Together they are the heart, head, and soul of the Broadway production of Irving Berlin’s White Christmas. McCollum would like to see the show lead to making limited-run, full, two-act musicals financially viable. Gore sees the show bringing hope in challenging times.
A Big, Old-Fashioned Musical:
Irving Berlin’s White Christmas debuted in 2004 in San Francisco, and has played in select cities at Christmas since. Audiences and critics have responded enthusiastically.
“We’re about 53 percent recouped,” McCollum said, on an initial $4 million raised.
It’s a big, old-fashioned show, featuring a 33-member cast, dazzling production numbers, and, of course, snowfall. And they got top Broadway talent to bring it along including director Walter Bobbie (Chicago), choreographer Randy Skinner (42nd Street), and David Ives (Is He Dead?) for the book.
More than a Holiday Show:
For the show to have the life producers believe it deserves, they want it to reach beyond the holiday season.
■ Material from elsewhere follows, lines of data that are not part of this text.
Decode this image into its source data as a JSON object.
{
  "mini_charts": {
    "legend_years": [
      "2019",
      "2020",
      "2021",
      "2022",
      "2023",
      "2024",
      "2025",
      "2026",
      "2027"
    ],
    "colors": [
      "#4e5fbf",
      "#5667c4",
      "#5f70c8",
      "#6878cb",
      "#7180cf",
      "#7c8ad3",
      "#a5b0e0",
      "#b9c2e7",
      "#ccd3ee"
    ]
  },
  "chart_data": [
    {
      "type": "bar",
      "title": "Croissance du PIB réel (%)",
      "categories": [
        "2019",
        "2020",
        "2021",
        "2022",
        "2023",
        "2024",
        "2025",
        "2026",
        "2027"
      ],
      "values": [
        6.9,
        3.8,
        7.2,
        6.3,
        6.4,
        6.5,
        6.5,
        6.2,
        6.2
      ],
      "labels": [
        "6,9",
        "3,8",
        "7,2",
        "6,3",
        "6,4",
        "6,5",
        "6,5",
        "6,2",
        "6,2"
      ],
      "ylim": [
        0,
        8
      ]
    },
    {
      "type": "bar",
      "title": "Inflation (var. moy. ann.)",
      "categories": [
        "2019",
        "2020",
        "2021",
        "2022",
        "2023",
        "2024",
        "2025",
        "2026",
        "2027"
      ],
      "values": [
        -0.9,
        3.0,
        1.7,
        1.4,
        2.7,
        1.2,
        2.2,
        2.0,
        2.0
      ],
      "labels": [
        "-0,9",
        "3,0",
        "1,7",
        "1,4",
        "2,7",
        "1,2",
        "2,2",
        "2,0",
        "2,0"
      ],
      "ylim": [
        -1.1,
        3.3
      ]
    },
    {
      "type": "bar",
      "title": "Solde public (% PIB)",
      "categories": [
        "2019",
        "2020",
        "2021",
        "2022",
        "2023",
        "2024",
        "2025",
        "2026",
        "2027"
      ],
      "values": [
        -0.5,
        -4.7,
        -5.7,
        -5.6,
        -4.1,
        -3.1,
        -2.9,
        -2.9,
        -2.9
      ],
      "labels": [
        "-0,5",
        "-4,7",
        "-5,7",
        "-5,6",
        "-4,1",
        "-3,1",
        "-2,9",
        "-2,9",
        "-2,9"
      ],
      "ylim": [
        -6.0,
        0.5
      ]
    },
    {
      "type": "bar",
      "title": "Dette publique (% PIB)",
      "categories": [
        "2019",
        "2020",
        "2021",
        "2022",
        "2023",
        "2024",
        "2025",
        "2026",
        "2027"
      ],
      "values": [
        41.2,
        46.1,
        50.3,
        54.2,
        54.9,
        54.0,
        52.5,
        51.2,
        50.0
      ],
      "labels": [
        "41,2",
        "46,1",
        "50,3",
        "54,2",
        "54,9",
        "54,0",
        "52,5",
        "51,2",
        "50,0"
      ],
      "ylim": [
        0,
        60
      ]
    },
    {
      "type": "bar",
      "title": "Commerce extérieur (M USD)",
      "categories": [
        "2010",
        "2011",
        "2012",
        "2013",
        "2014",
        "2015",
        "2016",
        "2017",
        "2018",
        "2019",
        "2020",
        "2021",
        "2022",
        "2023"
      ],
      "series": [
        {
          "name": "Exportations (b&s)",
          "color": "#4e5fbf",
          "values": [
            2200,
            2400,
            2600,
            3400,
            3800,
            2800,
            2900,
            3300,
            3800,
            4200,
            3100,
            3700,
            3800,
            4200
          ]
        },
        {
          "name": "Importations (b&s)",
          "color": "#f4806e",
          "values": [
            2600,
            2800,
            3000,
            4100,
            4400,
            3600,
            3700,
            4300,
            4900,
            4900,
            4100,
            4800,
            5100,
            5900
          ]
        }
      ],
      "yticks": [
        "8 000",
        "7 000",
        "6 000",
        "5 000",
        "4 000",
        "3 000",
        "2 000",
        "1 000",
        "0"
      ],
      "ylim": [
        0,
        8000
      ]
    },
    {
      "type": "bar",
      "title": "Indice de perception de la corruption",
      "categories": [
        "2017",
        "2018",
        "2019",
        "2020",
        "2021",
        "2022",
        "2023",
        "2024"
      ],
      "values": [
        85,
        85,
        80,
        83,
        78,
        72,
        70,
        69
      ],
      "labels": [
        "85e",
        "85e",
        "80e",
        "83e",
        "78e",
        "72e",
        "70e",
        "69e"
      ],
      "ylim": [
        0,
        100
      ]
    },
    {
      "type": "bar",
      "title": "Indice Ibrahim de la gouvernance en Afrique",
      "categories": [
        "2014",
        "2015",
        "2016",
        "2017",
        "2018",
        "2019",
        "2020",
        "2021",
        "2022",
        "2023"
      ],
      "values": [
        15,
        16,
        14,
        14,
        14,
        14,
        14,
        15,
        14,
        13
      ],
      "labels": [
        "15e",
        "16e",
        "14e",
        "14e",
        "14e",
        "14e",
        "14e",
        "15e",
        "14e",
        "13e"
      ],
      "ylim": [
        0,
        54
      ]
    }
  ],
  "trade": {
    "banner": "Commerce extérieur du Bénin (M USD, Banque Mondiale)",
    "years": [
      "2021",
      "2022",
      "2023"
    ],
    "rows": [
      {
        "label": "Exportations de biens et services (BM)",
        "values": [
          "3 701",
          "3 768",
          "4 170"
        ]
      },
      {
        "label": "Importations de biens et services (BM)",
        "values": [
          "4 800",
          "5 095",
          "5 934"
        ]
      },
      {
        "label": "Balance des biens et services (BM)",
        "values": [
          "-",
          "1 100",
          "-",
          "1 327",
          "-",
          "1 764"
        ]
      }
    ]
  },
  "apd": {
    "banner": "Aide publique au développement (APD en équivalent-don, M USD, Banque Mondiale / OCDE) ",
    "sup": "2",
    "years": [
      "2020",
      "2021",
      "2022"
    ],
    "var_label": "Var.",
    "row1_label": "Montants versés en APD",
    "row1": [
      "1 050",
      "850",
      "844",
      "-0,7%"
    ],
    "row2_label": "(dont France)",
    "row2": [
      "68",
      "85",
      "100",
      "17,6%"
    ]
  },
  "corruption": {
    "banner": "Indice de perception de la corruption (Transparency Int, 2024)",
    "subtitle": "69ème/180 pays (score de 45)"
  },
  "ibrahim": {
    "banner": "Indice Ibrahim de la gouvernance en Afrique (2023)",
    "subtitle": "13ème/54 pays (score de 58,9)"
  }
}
“The goal is to make the show a year-round property,” McCollum said. So, for year-round theaters, the holidays make sense, but companies with summer runs can do a “Christmas in July” show.
And getting to Broadway might help make that a possibility.
When Cry-Baby closed after a short run this summer, with 9 to 5 set to go in next spring, suddenly the 1600-seat Marquis Theatre became available.
“That made Broadway possible,” McCollum said. “We couldn’t afford a Times Square billboard, and it even has a marquee on Broadway.”
Footing the Broadway bill for a limited-run show sent producers after additional partners, and McCollum credits John Gore with helping make White Christmas in New York a reality.
An Eye to the Brand:
Gore is no stranger to marketing unique stage properties. He produced Thunderbirds F.A.B. and Wallace & Gromit in the West End. And he quickly pointed out the benefits not only of the song “White Christmas” as a brand, but the hope it engenders as well.
“Since (the financial crisis of) September, people are looking for hope,” he said. “This song has been a part of people’s lives since World War II.”
Both Gore and McCollum pointed to the importance of being a “Broadway” show for the extended life of the musical on the road.
Irving Berlin’s White Christmas features all the songs familiar to fans of the movie. But working with the Rodgers and Hammerstein Foundation, which administers the Irving Berlin catalogue, producers secured rights to additional Berlin songs as well.
And so far, the results have been good.
Originally slated for a 63-show run, November 14 through January 4, demand led producers to add two additional shows.
“In an economic environment where shows are closing or scaling back,” McCollum said, “I think it speaks volumes that we’re adding two performances.”